Persbericht

Snelheid van milieuverandering heeft geen merkbaar effect op uiteindelijke fitness

article_published_on_label
7 januari 2016

Evolutie-snelheid verandert, eindpunt blijft het zelfde.

In een geleidelijk veranderend milieu verloopt de evolutionaire aanpassing langzamer dan bij een plotseling sterk veranderd milieu. Maar de extra tijd die de tragere milieuverandering geeft, zorgt er niet voor dat organismen zich béter aan het veranderde milieu aanpassen. Dat concluderen onderzoekers van Wageningen University in hun publicatie in The American Naturalist. Vertraging van klimaatverandering zou daarom op de lange termijn geen of weinig positief effect hebben op de overleving van planten- en dierensoorten, de eindsituatie is het belangrijkste.
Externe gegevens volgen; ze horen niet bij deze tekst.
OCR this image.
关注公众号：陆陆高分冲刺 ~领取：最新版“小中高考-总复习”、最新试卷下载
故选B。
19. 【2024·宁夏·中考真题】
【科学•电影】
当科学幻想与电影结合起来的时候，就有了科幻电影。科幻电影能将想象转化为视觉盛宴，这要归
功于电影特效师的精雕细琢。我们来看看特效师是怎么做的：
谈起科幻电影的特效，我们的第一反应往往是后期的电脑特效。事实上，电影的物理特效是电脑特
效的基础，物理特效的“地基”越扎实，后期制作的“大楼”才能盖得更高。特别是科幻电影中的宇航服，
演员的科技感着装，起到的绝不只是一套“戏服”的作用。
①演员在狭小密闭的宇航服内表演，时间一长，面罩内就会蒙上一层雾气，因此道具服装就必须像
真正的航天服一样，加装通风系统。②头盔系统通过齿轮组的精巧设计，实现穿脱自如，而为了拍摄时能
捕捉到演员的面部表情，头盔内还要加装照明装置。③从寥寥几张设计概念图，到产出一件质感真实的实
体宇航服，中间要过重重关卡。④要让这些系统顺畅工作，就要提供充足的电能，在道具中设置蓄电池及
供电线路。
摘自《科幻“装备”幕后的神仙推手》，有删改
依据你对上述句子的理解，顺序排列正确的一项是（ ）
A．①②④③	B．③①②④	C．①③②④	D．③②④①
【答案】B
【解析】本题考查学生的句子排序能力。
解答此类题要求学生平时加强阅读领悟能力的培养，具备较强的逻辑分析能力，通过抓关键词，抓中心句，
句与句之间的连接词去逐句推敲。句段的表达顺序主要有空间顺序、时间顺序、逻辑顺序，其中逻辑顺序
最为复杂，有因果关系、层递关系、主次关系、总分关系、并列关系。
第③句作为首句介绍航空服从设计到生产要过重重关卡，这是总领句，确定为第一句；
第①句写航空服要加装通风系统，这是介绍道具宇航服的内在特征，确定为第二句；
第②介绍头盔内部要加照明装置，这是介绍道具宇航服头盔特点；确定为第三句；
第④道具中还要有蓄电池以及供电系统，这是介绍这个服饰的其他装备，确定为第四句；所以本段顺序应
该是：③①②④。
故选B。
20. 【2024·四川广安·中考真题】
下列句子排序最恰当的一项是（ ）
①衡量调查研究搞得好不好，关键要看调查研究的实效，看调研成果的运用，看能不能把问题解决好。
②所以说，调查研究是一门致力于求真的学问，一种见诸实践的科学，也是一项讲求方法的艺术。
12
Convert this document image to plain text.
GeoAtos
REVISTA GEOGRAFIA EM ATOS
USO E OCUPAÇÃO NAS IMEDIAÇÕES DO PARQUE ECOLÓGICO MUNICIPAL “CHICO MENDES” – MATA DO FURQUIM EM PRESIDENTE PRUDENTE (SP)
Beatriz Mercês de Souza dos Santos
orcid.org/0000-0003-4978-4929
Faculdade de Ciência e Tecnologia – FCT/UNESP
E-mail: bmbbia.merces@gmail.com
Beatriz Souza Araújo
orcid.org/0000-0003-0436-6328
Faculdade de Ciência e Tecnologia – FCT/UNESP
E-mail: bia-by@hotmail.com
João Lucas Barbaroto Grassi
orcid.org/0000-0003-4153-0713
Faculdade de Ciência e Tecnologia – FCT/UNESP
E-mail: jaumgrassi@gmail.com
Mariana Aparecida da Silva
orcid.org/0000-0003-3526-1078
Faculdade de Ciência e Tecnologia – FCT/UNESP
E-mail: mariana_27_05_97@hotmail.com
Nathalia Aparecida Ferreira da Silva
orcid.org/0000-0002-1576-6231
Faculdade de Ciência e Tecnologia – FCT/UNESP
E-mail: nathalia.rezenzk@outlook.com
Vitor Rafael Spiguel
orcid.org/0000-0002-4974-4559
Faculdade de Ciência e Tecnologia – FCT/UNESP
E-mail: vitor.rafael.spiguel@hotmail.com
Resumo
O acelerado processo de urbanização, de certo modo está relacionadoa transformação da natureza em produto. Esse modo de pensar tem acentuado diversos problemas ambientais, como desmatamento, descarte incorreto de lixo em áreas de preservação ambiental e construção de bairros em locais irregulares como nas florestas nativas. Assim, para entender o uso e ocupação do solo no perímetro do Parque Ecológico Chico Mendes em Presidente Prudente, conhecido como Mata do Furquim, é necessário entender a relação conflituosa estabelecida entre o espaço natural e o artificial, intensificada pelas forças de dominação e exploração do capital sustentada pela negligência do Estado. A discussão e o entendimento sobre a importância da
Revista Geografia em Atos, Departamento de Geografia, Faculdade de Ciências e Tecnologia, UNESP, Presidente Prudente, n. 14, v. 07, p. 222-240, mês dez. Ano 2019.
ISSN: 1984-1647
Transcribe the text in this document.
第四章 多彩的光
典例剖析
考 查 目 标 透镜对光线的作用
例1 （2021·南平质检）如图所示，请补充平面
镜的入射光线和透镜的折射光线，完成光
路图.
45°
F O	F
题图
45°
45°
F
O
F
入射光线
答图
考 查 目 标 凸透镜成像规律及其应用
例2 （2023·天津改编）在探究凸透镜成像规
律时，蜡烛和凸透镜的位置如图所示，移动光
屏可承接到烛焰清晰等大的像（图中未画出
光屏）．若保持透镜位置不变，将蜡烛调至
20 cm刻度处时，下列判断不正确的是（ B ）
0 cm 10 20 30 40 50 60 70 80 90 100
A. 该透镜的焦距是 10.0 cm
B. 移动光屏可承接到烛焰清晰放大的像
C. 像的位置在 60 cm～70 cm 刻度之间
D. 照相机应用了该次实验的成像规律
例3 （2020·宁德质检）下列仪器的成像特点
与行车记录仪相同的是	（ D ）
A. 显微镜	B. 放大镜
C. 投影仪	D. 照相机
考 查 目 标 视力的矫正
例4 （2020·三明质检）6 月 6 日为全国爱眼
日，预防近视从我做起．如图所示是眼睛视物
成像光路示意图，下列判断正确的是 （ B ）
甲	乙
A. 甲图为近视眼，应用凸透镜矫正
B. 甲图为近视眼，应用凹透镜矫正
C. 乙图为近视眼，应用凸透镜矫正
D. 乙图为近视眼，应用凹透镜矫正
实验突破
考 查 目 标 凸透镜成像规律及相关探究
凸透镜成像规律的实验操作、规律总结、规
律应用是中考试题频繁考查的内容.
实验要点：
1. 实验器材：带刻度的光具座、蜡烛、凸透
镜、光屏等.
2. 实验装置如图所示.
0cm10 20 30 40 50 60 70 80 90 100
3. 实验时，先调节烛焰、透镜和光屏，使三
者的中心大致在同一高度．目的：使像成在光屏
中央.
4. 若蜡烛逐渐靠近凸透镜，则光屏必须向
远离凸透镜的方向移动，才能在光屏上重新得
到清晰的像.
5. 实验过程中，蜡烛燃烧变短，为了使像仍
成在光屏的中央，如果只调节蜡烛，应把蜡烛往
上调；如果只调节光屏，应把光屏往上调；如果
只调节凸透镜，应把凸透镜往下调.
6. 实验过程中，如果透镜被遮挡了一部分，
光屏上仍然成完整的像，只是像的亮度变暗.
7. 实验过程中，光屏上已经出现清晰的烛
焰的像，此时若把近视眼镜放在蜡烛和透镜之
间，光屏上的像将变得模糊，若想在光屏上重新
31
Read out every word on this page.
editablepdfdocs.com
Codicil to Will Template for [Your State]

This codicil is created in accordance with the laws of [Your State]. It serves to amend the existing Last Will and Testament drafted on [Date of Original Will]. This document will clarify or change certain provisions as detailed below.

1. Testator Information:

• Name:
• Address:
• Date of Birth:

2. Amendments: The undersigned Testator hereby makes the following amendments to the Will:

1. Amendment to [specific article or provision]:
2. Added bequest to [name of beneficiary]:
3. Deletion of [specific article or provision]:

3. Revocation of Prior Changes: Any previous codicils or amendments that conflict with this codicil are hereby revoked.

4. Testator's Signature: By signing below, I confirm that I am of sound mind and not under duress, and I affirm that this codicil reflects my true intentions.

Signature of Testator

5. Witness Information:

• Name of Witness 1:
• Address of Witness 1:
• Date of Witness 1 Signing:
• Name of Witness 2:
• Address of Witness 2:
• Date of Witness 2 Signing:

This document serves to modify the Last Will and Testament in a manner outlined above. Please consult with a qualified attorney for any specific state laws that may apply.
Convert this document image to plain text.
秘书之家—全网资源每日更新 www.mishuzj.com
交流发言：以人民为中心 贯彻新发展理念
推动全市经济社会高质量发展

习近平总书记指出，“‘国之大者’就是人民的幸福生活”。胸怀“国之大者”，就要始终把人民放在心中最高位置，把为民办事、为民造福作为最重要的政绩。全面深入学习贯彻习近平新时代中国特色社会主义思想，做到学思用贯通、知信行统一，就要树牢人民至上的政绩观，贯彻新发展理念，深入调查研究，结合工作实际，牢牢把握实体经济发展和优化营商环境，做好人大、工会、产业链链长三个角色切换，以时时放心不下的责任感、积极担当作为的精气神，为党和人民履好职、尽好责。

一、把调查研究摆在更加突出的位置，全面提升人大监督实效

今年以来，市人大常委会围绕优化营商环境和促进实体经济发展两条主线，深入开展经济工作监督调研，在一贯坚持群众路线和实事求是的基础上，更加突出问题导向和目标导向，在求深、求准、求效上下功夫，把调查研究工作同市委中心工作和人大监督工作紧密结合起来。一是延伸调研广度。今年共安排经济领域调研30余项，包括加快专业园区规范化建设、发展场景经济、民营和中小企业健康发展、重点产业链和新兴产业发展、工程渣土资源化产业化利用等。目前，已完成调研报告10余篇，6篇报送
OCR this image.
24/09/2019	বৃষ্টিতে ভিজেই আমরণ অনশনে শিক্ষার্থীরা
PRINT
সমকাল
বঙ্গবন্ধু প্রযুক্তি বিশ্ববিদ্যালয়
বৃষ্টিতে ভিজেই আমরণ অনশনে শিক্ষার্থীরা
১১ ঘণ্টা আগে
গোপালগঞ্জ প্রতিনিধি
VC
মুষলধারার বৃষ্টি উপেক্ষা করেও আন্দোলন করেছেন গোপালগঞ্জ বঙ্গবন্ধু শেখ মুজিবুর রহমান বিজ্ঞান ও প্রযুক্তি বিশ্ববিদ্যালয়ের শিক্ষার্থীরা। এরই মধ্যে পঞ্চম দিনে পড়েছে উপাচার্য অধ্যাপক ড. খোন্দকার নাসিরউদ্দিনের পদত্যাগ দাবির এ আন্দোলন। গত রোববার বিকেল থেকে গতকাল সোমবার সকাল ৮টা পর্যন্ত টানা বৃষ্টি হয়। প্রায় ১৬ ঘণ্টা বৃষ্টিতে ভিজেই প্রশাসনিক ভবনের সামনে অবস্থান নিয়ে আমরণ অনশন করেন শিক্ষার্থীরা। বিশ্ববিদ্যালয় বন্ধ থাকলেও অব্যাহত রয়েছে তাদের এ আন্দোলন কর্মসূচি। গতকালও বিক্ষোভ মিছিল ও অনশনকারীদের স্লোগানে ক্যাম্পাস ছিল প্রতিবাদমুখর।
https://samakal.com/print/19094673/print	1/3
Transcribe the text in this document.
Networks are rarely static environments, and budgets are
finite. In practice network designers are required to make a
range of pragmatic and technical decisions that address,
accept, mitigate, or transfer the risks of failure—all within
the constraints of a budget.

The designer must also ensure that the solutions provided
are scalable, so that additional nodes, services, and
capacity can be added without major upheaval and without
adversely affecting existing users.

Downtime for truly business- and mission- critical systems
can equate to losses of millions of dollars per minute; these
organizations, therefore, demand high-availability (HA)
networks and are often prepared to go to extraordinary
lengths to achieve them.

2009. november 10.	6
De wereldwijde klimaatverandering en de vervuiling door menselijk handelen vormen twee van de grootste bedreigingen waar de maatschappij en de natuur mee geconfronteerd wordt. Een belangrijk vraagstuk hierbij is of organismen zich tijdig kunnen aanpassen, zodat ze niet uitsterven. Zouden planten en dieren zich beter aan de veranderingen kunnen aanpassen als ze meer de tijd zouden krijgen doordat de veranderingen vertraagd zouden worden?

Bakkersgist

Onderzoekers van Wageningen University kweekten bakkersgist (Saccharomyces cerevisiae) gedurende 500 generaties bij geleidelijk oplopende of plotseling sterk verhoogde concentraties van de zware metalen cadmium, nikkel of zink. Ze bekeken daarbij steeds na ongeveer 170 generaties in hoeverre de gist zich had aangepast aan de zware metalen. De ‘fitness’ werd daarbij steeds vergeleken met de fitness van de gist waarmee het experiment begonnen was.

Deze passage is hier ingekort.